I smiled with gratitude when the officer handed me $200, the money provided to prisoners the day they are released. I slipped into the clothes my mother picked out for me and sat in a holding cell for four hours. These last few hours before my release were agonizing, but a tiny inconvenience compared to the 15 years of my life I had spent in prison.
And then I was free. I cried in my mother’s arms and kissed my father’s tear-stained face. For one moment, we were suspended in time, holding each other and allowing the realization that I was freed from prison to set in with the warmth of our embrace.
Psychological ecstasy and emotional intoxication—this is my best, standardized answer when someone asks what it’s like to come home after serving 15 years in prison. I was socially expelled at the age of 18, grew into a woman behind walls, and at 33, I was finally coming home. My brain was in intense overdrive, taking it all in. People were looking at me directly in the eye, acknowledging me as just another individual out in the world. Gone was the prison garb, the barbed-wire fences, and the subordinate demeanor I had adjusted to live in.

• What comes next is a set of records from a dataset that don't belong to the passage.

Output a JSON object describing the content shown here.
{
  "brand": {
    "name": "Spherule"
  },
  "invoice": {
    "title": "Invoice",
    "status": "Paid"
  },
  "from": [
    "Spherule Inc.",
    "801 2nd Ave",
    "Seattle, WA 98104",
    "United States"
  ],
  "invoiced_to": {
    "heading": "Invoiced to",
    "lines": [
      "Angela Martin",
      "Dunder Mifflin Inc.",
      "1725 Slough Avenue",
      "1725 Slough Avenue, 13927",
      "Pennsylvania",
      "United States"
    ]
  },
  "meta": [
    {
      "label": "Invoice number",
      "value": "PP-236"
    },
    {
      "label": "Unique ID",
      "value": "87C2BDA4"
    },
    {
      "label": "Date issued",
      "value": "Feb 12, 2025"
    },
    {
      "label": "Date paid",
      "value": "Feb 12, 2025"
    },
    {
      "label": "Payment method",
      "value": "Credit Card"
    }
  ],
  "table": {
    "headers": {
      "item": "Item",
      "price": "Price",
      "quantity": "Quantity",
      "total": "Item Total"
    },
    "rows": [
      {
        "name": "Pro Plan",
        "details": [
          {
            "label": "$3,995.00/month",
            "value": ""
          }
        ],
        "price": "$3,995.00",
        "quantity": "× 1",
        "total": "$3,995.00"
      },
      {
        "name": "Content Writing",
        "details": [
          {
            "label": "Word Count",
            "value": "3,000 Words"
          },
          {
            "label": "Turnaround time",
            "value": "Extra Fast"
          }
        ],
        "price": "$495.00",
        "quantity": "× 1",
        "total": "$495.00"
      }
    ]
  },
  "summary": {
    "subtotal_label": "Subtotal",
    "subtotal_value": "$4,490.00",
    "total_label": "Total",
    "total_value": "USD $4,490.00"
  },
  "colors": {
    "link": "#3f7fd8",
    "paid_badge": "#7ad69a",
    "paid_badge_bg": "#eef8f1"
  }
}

The thought of one day coming home was enough to motivate me to become a much better version of myself long before I walked out of prison. Actually being free created a surge of euphoria. I felt like I had wings that could fly into a tornado. Anything was possible. Deep inside my soul lived years of ideas, dreams, and goals. I had a long list of to-dos and I knew I couldn’t check them all off at once, but my spirit was energized and I wanted to go, go, go.